[Piglit] [PATCH 5/8] arb_shader_image_load_store: add additional coherency test

Sat Apr 16 20:06:46 UTC 2016

Nicolai Hähnle <nhaehnle at gmail.com> writes:

> On 15.04.2016 17:12, Francisco Jerez wrote:
>>>>>> For a test doing almost the same thing but not relying on unspecified
>>>>>> invocation ordering, see
>>>>>> "tests/spec/arb_shader_image_load_store/shader-mem-barrier.c" -- It
>>>>>> would be interesting to see whether you can get it to reproduce the GCN
>>>>>> coherency bug using different framebuffer size and modulus parameters.
>>>>>
>>>>> I tried that, but couldn't reproduce. Whether I just wasn't thorough
>>>>> enough/"unlucky" or whether the in-order nature of the hardware and L1
>>>>> cache behavior just makes it impossible to fail the shader-mem-barrier
>>>>> test, I'm not sure.
>>>>>
>>>> Now I'm curious about the exact nature of the bug ;), some sort of
>>>> missing L1 cache-flushing which could potentially affect dependent
>>>> invocations?
>>>
>>> I'm not sure I remember everything, to be honest.
>>>
>>> One issue that I do remember is that load/store by default go through
>>> L1, but atomics _never_ go through L1, no matter how you compile them.
>>> This means that if you're working on two different images, one with
>>> atomics and the other without, then the atomic one will always behave
>>> coherently but the other one won't unless you explicitly tell it to.
>>>
>>> Now that I think about this again, there should probably be a
>>> shader-mem-barrier-style way to test for that particular issue in a way
>>> that doesn't depend on the specifics of the parallelization.
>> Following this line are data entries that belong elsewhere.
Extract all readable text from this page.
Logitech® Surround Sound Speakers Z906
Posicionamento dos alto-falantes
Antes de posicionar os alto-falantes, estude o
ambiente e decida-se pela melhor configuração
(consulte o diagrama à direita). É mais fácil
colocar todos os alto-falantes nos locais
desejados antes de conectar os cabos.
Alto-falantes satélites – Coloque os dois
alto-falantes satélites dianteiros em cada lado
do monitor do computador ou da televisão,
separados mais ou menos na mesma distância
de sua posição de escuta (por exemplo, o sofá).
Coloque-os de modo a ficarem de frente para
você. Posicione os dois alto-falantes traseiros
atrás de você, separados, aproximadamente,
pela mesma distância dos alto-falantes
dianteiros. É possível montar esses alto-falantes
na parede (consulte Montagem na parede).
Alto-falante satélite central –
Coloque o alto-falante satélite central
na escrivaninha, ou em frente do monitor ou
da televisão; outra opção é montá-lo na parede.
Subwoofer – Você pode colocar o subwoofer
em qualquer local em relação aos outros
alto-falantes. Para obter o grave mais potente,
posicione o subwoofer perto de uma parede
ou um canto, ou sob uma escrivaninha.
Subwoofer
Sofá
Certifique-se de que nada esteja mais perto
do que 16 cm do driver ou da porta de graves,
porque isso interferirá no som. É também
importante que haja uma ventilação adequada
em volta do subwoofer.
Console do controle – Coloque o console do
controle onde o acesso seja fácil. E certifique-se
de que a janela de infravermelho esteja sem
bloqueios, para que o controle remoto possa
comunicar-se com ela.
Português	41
Something
>>> like, in a loop:
>>>
>>> Thread 1: increasing imageStore into image 1 at location 1, imageLoad
>>> from image 1 location 2
>>>
>>> Thread 2: same, but exchange locations 1 and 2
>>>
>>> Both threads: imageAtomicAdd on the same location in image 2
>>>
>>> Then each thread can check that _if_ the imageAtomicAdd detects the
>>> buddy thread operating in parallel, _then_ they must also observe
>>> incrementing values in the location that the buddy thread stores to.
>>> Does that sound reasonable?
>>>
>> Yeah, that sounds reasonable, but keep in mind that even if both image
>> variables are marked coherent you cannot make assumptions about the
>> ordering of the image stores performed on image 1 relative to the
>> atomics performed on image 2 unless there is an explicit barrier in
>> between, which means that some level of L1 caching is legitimate even in
>> that scenario (and might have some performance benefit over skipping L1
>> caching of coherent images altogether) -- That's in fact the way that
>> the i965 driver implements coherent image stores: We just write to L1
>> and flush later on to the globally coherent L3 on the next
>> memoryBarrier().
>
> Okay, adding the barrier makes sense.
>
>
>> What about a test along the lines of the current coherency test?  Any
>> idea what's the reason you couldn't get it to reproduce the issue?  Is
>> it because threads with dependent inputs are guaranteed to be spawned in
>> the same L1 cache domain as the threads that generated their inputs or
>> something like that?
>
>  From what I understand (though admittedly the documentation I have on 
> this is not the clearest...), the hardware flushes the L1 cache 
> automatically at the end of each shader invocation, so that dependent 
> invocations are guaranteed to pick it up.
>
Ah, interesting.  What about memoryBarrier()?  Does that cause the
back-end compiler to emit an L1 cache flush of some sort?

> Cheers,
> Nicolai
-------------- next part --------------
A non-text attachment was scrubbed...
Name: signature.asc
Type: application/pgp-signature
Size: 212 bytes
Desc: not available
URL: <https://lists.freedesktop.org/archives/piglit/attachments/20160416/790fe2ff/attachment.sig>